A few months ago, I had a conversation with a designer on my team about managing her work. She was subtly hinting to me that she’s overwhelmed with the level of work she’s been handed and is trying to figure out how to manage it. As we went through it to get a better understanding of the work, she half-jokingly mentioned that she felt nervous sharing this with me considering how busy I must be. In comparison, her level of work might seem like nothing, she said. I somewhat missed it at that moment but have been thinking about it more deeply since then.

We often assume that the higher up the “career ladder” you go the more work you have to do. The reality, however, is that it’s different work. The issue with “more work” is that it focuses on activity instead of focusing on productivity. Being busy is a function of time more than anything else, it simply is dependent on the level of activity you’re able to do in a certain amount of time without much attention to the outcome. Many people spend hours in meetings with little to show for it, that’s not leadership, that’s a waste of time.
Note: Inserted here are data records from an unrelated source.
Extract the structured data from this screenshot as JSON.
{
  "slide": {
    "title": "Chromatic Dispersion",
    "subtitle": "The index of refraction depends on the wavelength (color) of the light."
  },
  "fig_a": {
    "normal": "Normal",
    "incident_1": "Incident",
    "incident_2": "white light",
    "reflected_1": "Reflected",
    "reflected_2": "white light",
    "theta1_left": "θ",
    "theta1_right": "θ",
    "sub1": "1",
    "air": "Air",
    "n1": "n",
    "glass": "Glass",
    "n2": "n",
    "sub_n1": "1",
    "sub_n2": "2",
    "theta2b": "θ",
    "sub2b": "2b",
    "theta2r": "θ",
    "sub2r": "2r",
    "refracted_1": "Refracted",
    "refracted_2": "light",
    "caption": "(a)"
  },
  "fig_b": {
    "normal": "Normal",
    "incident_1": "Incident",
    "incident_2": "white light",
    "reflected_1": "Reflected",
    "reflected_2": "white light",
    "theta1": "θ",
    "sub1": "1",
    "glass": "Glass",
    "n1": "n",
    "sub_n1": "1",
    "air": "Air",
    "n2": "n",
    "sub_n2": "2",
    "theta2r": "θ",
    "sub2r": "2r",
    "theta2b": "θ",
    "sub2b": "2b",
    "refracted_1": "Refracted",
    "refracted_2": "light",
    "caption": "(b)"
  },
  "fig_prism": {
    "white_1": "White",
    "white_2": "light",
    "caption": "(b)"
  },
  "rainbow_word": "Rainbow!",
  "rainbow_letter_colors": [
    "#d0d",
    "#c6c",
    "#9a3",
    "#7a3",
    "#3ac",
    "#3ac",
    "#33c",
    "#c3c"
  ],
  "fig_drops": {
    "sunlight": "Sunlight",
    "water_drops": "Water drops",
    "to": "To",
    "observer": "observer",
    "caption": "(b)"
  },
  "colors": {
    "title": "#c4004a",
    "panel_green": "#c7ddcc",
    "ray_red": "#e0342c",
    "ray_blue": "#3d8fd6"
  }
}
Leadership, on the other hand, is about managing your time effectively, building the context to make informed and sometimes difficult decisions that you’ll be accountable for, and having influence in the areas where you can make the most impact on people, process, and product. It’s about enabling others around you to be more productive and to do their best work. Being busy on its own is simply detrimental to your mission, if anything.

As I thought more about it, I started thinking a bit more of ways to be more open about the work I do so it’s not invisible from the team I lead. I believe sharing a summary of my work or where I am focusing is beneficial because it increases transparency and allows people to think a bit deeper about the priorities I am setting for myself in the context of the priorities I’ve outlined in my OKRs. Doing so increases my accountability to the team. In addition, being clear about the process allows me to get more honest feedback from the team and hopefully makes me more approachable knowing the types of things I am focusing on.

But wait, where am I spending my time?

Here’s the thing though, as I started thinking about this, I started thinking if I am actually clear on where I am spending my time. I have priorities that I start a quarter, a month, and a week planning to achieve. I do measure the outcome of these priorities every week, month, and quarter. That said, it isn’t clear how much time am I spending on achieving each priority.

How much time am I spending on achieving the outcome is important to help me figure out how productive am I in each of the areas I am focusing on and how much work am I delegating to my team.

To do so, I started actually measuring where I spend my time. I divided it into four core priority areas matching our three outlined priorities this year in addition to a cost of doing business category:

  1. One experience-led VMware: this focuses on the time I am spending on end to end story reviews. It also focuses on working with cross-functional teams to bring an experience-led process, and on the time I am spending with the leadership team in bringing end to end experiences to focus instead of focusing on feature or product-specific roadmaps.
  2. One continued focus on user insights: this is focused on the work and discussions we’re having with customers and on the work we’re doing to get the design team itself closer to customer.
  3. One global, empowered, and inclusive team: this is focused on the work and discussions we’re having to build a better, stronger, and more inclusive team.
  4. Cost of doing business: these are the meetings and discussions that I have to be in but don’t really fall under the stated priorities above. Think of all hands meetings across the company, advice to individuals and teams outside of the three priorities above, and more.

To measure time spent in each of these categories, I used a quick notes app and my calendar. The tool itself didn’t work very well but it was enough to get an overall understanding. Categorizing my meetings was a good easy first step. It was difficult to measure the rest of activities I do on daily basis. Walking around chatting with team members, ad-hoc conversations that I engaged in, thinking and writing sessions that help me make decisions on top priorities, and more. Getting a real understanding of time spent was actually a difficult experience.

That said, the overall time I counted was enough to get me a better understanding of my time.

I have yet to share this internally in a good format and I am still figuring out how to do so, but the whole experience has been beneficial to me and people who I have shared this with. It has helped me prioritize my time in a way that matches my outlined team priorities and balances the focus between the short term and the long term value.

My goal has generally been to lower my cost of doing business and figure out how to spend more balanced time across the board. I’ve also been using this as a way of figuring out which priority is falling behind by figuring out where am I spending my time cumulatively every month. It’s also been helping me in delegating more in areas where I am obviously not doing an excellent job of delegating.